Selon la tradition provençale, Marthe s’est installée aux Saintes-Maries-de-la-Mer avec sa fratrie et d’autres disciples. C’est elle qui aurait fondé la première communauté chrétienne de Tarascon, vers l’an 50. Au-dessus de l’emplacement supposé du tombeau de Marthe, une collégiale royale a été édifiée et porte son nom.
Parmi les récits que la tradition rapporte, à prendre donc avec d’infinies précautions, la sainte aurait vaincu la Tarasque, qui terrorisait la population de Tarascon. La Tarasque ? Jacques de Voragine, l’auteur de "La légende dorée", évoque à son sujet un "dragon, mi-animal, mi-poisson, plus gros qu’un bœuf, plus long qu’un cheval, avec des dents aigües comme des cornes, et de grandes ailes aux deux côtés du corps ; et ce monstre tuait tous les passagers et submergeait les bateaux".

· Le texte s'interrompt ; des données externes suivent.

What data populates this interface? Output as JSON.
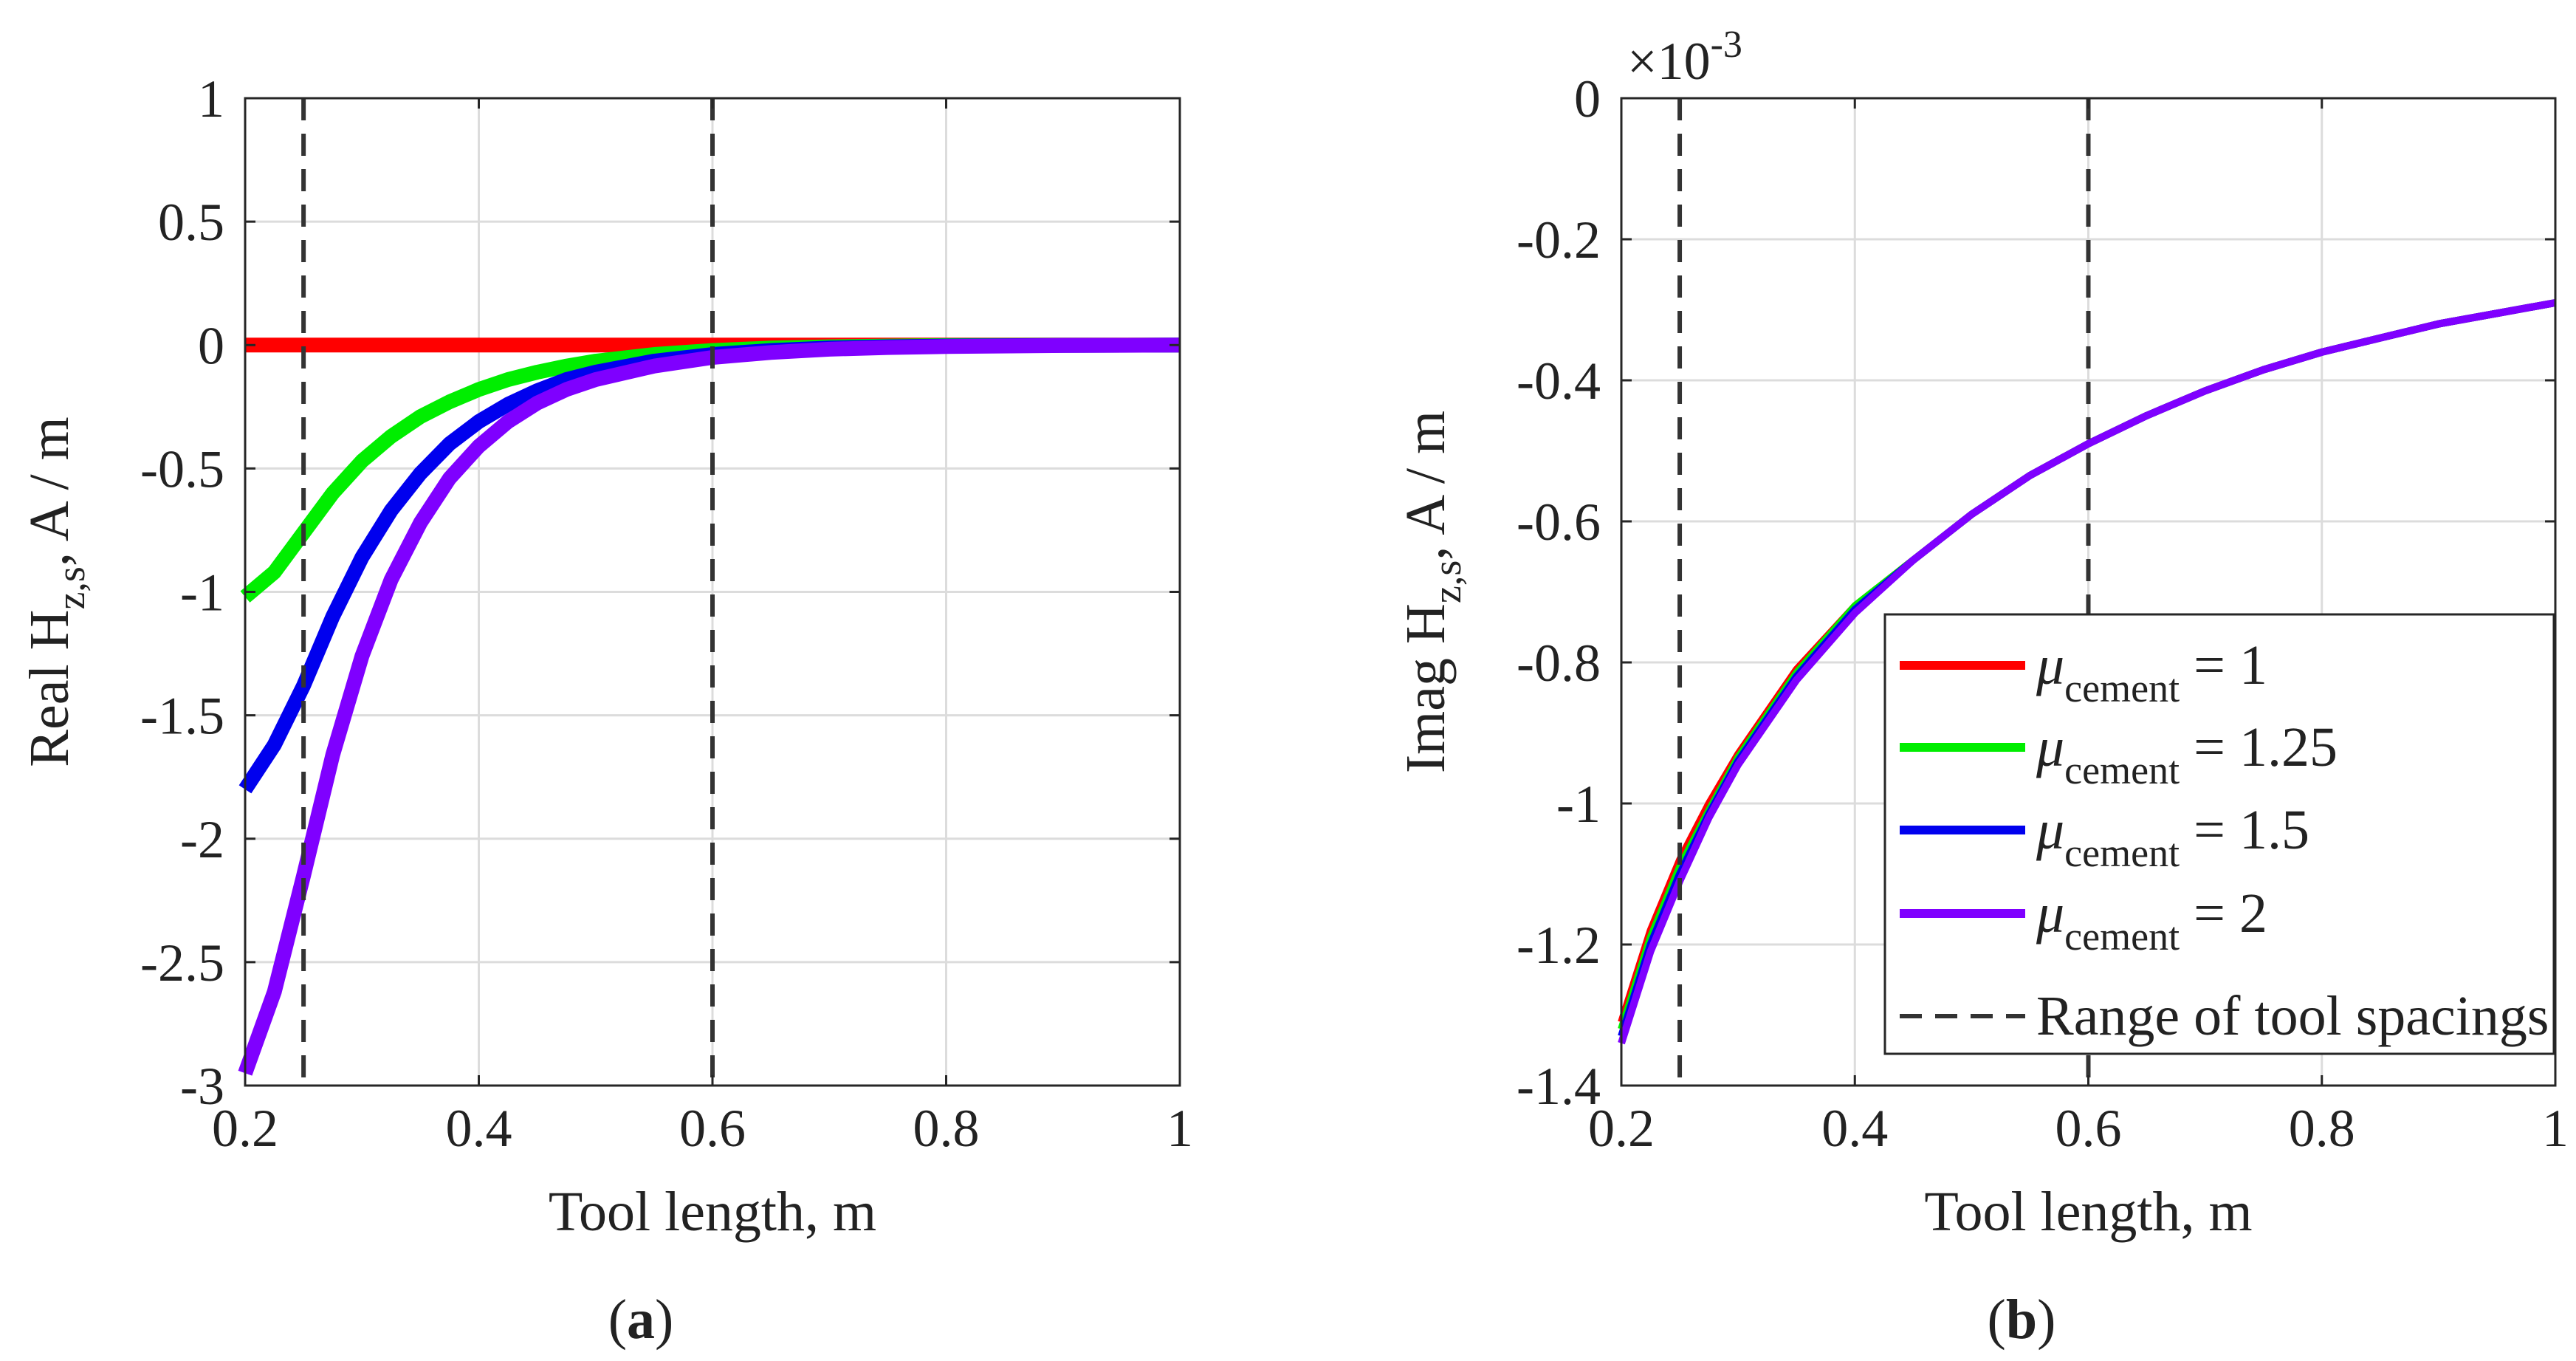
{
  "figure": {
    "panels": [
      {
        "id": "a",
        "caption_prefix": "(",
        "caption_letter": "a",
        "caption_suffix": ")"
      },
      {
        "id": "b",
        "caption_prefix": "(",
        "caption_letter": "b",
        "caption_suffix": ")"
      }
    ]
  },
  "chart_data": [
    {
      "type": "line",
      "panel": "a",
      "xlabel": "Tool length, m",
      "ylabel": {
        "prefix": "Real H",
        "subscript": "z,s",
        "suffix": ", A / m"
      },
      "xlim": [
        0.2,
        1
      ],
      "ylim": [
        -3,
        1
      ],
      "xticks": [
        0.2,
        0.4,
        0.6,
        0.8,
        1
      ],
      "xtick_labels": [
        "0.2",
        "0.4",
        "0.6",
        "0.8",
        "1"
      ],
      "yticks": [
        -3,
        -2.5,
        -2,
        -1.5,
        -1,
        -0.5,
        0,
        0.5,
        1
      ],
      "ytick_labels": [
        "-3",
        "-2.5",
        "-2",
        "-1.5",
        "-1",
        "-0.5",
        "0",
        "0.5",
        "1"
      ],
      "grid": true,
      "x": [
        0.2,
        0.225,
        0.25,
        0.275,
        0.3,
        0.325,
        0.35,
        0.375,
        0.4,
        0.425,
        0.45,
        0.475,
        0.5,
        0.55,
        0.6,
        0.65,
        0.7,
        0.75,
        0.8,
        0.9,
        1.0
      ],
      "series": [
        {
          "name": "μ_cement = 1",
          "color": "#ff0000",
          "values": [
            0,
            0,
            0,
            0,
            0,
            0,
            0,
            0,
            0,
            0,
            0,
            0,
            0,
            0,
            0,
            0,
            0,
            0,
            0,
            0,
            0
          ]
        },
        {
          "name": "μ_cement = 1.25",
          "color": "#00ee00",
          "values": [
            -1.02,
            -0.92,
            -0.76,
            -0.6,
            -0.47,
            -0.37,
            -0.29,
            -0.23,
            -0.18,
            -0.14,
            -0.11,
            -0.085,
            -0.065,
            -0.038,
            -0.022,
            -0.012,
            -0.007,
            -0.004,
            -0.002,
            -0.001,
            0
          ]
        },
        {
          "name": "μ_cement = 1.5",
          "color": "#0000ee",
          "values": [
            -1.8,
            -1.62,
            -1.38,
            -1.1,
            -0.86,
            -0.67,
            -0.52,
            -0.4,
            -0.31,
            -0.24,
            -0.185,
            -0.14,
            -0.11,
            -0.065,
            -0.038,
            -0.022,
            -0.012,
            -0.007,
            -0.004,
            -0.001,
            0
          ]
        },
        {
          "name": "μ_cement = 2",
          "color": "#7f00ff",
          "values": [
            -2.95,
            -2.62,
            -2.15,
            -1.66,
            -1.26,
            -0.95,
            -0.72,
            -0.54,
            -0.41,
            -0.31,
            -0.235,
            -0.18,
            -0.14,
            -0.085,
            -0.05,
            -0.03,
            -0.017,
            -0.01,
            -0.006,
            -0.002,
            0
          ]
        }
      ],
      "reference_lines": [
        {
          "x": 0.25,
          "style": "dashed",
          "color": "#333333"
        },
        {
          "x": 0.6,
          "style": "dashed",
          "color": "#333333"
        }
      ]
    },
    {
      "type": "line",
      "panel": "b",
      "xlabel": "Tool length, m",
      "ylabel": {
        "prefix": "Imag H",
        "subscript": "z,s",
        "suffix": ", A / m"
      },
      "exponent_label": {
        "base": "×10",
        "exp": "-3"
      },
      "xlim": [
        0.2,
        1
      ],
      "ylim": [
        -1.4,
        0
      ],
      "xticks": [
        0.2,
        0.4,
        0.6,
        0.8,
        1
      ],
      "xtick_labels": [
        "0.2",
        "0.4",
        "0.6",
        "0.8",
        "1"
      ],
      "yticks": [
        -1.4,
        -1.2,
        -1,
        -0.8,
        -0.6,
        -0.4,
        -0.2,
        0
      ],
      "ytick_labels": [
        "-1.4",
        "-1.2",
        "-1",
        "-0.8",
        "-0.6",
        "-0.4",
        "-0.2",
        "0"
      ],
      "grid": true,
      "x": [
        0.2,
        0.225,
        0.25,
        0.275,
        0.3,
        0.35,
        0.4,
        0.45,
        0.5,
        0.55,
        0.6,
        0.65,
        0.7,
        0.75,
        0.8,
        0.85,
        0.9,
        0.95,
        1.0
      ],
      "series": [
        {
          "name": "μ_cement = 1",
          "color": "#ff0000",
          "values": [
            -1.31,
            -1.18,
            -1.08,
            -1.0,
            -0.93,
            -0.81,
            -0.72,
            -0.655,
            -0.59,
            -0.535,
            -0.49,
            -0.45,
            -0.415,
            -0.385,
            -0.36,
            -0.34,
            -0.32,
            -0.305,
            -0.29
          ]
        },
        {
          "name": "μ_cement = 1.25",
          "color": "#00ee00",
          "values": [
            -1.32,
            -1.19,
            -1.09,
            -1.01,
            -0.935,
            -0.815,
            -0.72,
            -0.655,
            -0.59,
            -0.535,
            -0.49,
            -0.45,
            -0.415,
            -0.385,
            -0.36,
            -0.34,
            -0.32,
            -0.305,
            -0.29
          ]
        },
        {
          "name": "μ_cement = 1.5",
          "color": "#0000ee",
          "values": [
            -1.33,
            -1.2,
            -1.1,
            -1.015,
            -0.94,
            -0.82,
            -0.725,
            -0.655,
            -0.59,
            -0.535,
            -0.49,
            -0.45,
            -0.415,
            -0.385,
            -0.36,
            -0.34,
            -0.32,
            -0.305,
            -0.29
          ]
        },
        {
          "name": "μ_cement = 2",
          "color": "#7f00ff",
          "values": [
            -1.34,
            -1.21,
            -1.11,
            -1.02,
            -0.945,
            -0.825,
            -0.73,
            -0.655,
            -0.59,
            -0.535,
            -0.49,
            -0.45,
            -0.415,
            -0.385,
            -0.36,
            -0.34,
            -0.32,
            -0.305,
            -0.29
          ]
        }
      ],
      "reference_lines": [
        {
          "x": 0.25,
          "style": "dashed",
          "color": "#333333"
        },
        {
          "x": 0.6,
          "style": "dashed",
          "color": "#333333"
        }
      ],
      "legend": {
        "location": "bottom-right",
        "entries": [
          {
            "symbol": "μ",
            "sub": "cement",
            "value_text": " = 1",
            "color": "#ff0000",
            "style": "solid"
          },
          {
            "symbol": "μ",
            "sub": "cement",
            "value_text": " = 1.25",
            "color": "#00ee00",
            "style": "solid"
          },
          {
            "symbol": "μ",
            "sub": "cement",
            "value_text": " = 1.5",
            "color": "#0000ee",
            "style": "solid"
          },
          {
            "symbol": "μ",
            "sub": "cement",
            "value_text": " = 2",
            "color": "#7f00ff",
            "style": "solid"
          },
          {
            "text": "Range of tool spacings",
            "color": "#333333",
            "style": "dashed"
          }
        ]
      }
    }
  ]
}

Marthe lui jeta de l’eau bénite et lui montra la croix. Le monstre devint doux comme un agneau, la sainte lui passa sa ceinture autour du cou. Conduite au village voisin, la Tarasque fut tuée par les habitants à coups de pierre et de lance. Grâce à Marthe, la région est définitivement débarrassée de la terrible créature. Marthe devient la protectrice de la ville. Et depuis des siècles, des fêtes et processions rappellent son intervention pour débarrasser la ville du dragon.

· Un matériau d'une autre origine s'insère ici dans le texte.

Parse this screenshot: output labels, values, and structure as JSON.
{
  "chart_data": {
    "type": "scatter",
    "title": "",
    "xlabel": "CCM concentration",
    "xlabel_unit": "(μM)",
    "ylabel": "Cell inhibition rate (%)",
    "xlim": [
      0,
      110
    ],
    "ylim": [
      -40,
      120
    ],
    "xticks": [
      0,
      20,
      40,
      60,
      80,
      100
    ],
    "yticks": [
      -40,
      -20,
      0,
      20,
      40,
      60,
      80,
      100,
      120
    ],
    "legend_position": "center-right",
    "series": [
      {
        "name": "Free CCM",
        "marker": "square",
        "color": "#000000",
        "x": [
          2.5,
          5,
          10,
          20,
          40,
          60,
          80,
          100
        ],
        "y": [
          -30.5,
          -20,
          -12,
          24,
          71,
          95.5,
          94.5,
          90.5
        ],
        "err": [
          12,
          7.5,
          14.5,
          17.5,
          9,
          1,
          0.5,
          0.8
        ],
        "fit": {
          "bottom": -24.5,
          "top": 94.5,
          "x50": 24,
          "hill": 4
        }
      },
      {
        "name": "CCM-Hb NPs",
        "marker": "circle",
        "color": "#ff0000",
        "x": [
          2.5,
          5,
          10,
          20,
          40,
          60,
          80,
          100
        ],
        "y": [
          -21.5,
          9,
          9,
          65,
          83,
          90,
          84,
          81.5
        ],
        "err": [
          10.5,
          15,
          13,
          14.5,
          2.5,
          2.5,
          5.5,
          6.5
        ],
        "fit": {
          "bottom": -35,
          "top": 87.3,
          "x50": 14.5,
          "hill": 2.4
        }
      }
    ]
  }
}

Des commandes pour honorer Sainte Marthe
La ville se devait d’honorer celle qui la protégeait. Le père Chérubin de Noves, général de l’Ordre des capucins avait été envoyé au début du XVIIIe auprès du pape Clément XIV, à Rome. Il y fit peindre des tableaux de grande dimension destinés à orner l’église du couvent de Tarascon. Tous racontent l’histoire de Sainte Marthe. Deux sont commandés à Carle Van Loo, dont celui qui rapporte l’épisode de la Tarasque.
En 1730, date de la commande, Carle Van Loo était alors à Rome où il a effectué plusieurs longs séjours. Il peint cette grande huile sur toile (230 cm par 140 cm) sous le titre "Marthe domptant la Tarasque". L’œuvre est envoyée au couvent des capucins. On y voit une Marthe pleine de douceur faire face à une créature enragée que rien ne permet d’identifier. Pour la maîtriser, la sainte a pour seules armes la croix et l’eau bénite.
Les conditions dans lesquelles le tableau se retrouve maintenant, avec les autres toiles de la même série, dans la collégiale royale de Tarascon ne sont pas précisées. Le vent de l’histoire, des péripéties lors de la Révolution… Peut-être était-ce tout simplement car il a semblé que l’histoire de Sainte Marthe devait avoir une place privilégiée dans l’église qui lui est consacrée.